There is also the matter of US tax of course, which, in order to be able to claim a portion as non-taxable, would require that you kept a record of the value of your RRSP when you arrived in US. Only that amount would be non-taxable, prorated over your withdrawals.
nelsona non grata. Non pro. Please Search previous posts, no situation is unique as you might think. Happy Browsing :D
Ontolojim
Posts: 3
Joined: Tue Jul 25, 2017 10:51 pm

Post by Ontolojim »

To clarify, the contributions were over-contributions. My recollection is that the amount of pension contributions affected the RRSP contribution available for a deduction. The numbers worked out that it was always zero. So, my RRSP deposits were made without a tax deduction.
nelsona
Posts: 18359
Joined: Wed Oct 27, 2004 2:33 pm
Location: Nowhere, man

Post by nelsona »

Did CRA ever come after you for penalties? Even back then one was not allowed to overcontribute by more than $8000 LIFETIME (now it is $2000).

The PA (pension adjustment) not only affected whether a contribution was deductible, it also affected the amount you were legally allowed to contribute. The excess was subject to penalty.

I suspect that since they were not deductible you never reported that you had made the contribution (now you must report the contribution even when not deducted, I suppose, because many people did just as you did, avoiding over- contribution rules).

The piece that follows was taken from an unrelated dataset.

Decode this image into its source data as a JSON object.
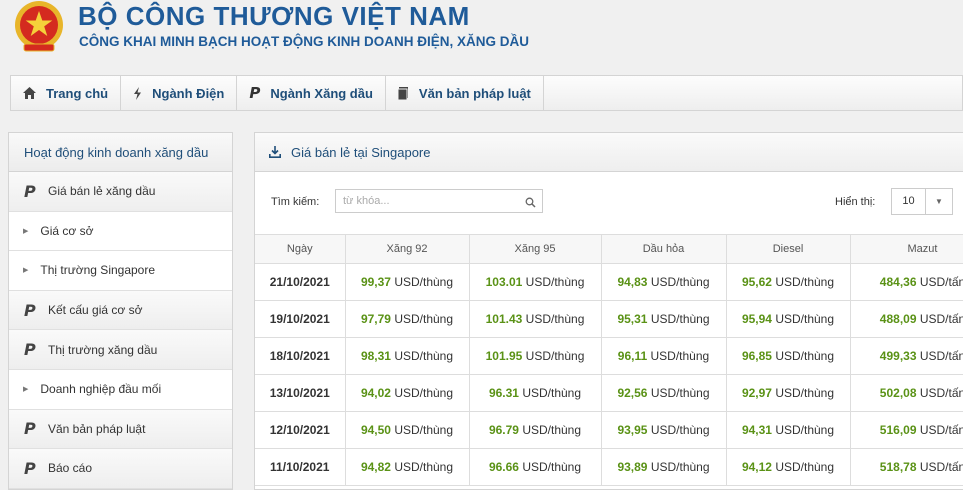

In any event, you will not be able to have CRA allow the firm to give you the money tax-free, since the contribution is more than 2 years ago, and it is unlikely that you have the circumstances that would make it beneficial to file a 217 election when you take the money out, so the entire amount is going to be taxable at flat rate.

Given the unlikelihood of any relief, and the great possibility that they will now bew looking at over contribution penalties, I would proably leave it alone.
nelsona non grata. Non pro. Please Search previous posts, no situation is unique as you might think. Happy Browsing :D
Ontolojim
Posts: 3
Joined: Tue Jul 25, 2017 10:51 pm

Post by Ontolojim »

Interesting re the over-contribution penalties. The advice I received at the time was that a contribution over the limit was permitted. I was unaware of the penalty implications. Well it wasn't a lot of money and there weren't the automated systems of today. Seems it went under the radar.

I concur that leaving it alone is the probably best course. Thanks Nelson

And thanks for clarifying on your site the SEC stance on RRSP accounts of expats living in the US. I have been frustrated and misinformed by a certain bank for the last 17 years. Thist has cost me in opportunity to grow these savings. It is so nice to finally know the real facts even if it is too late.. I began to believe that the SEC was unhappy with losing the war of 1812 and they were taking it out on Canadian expats.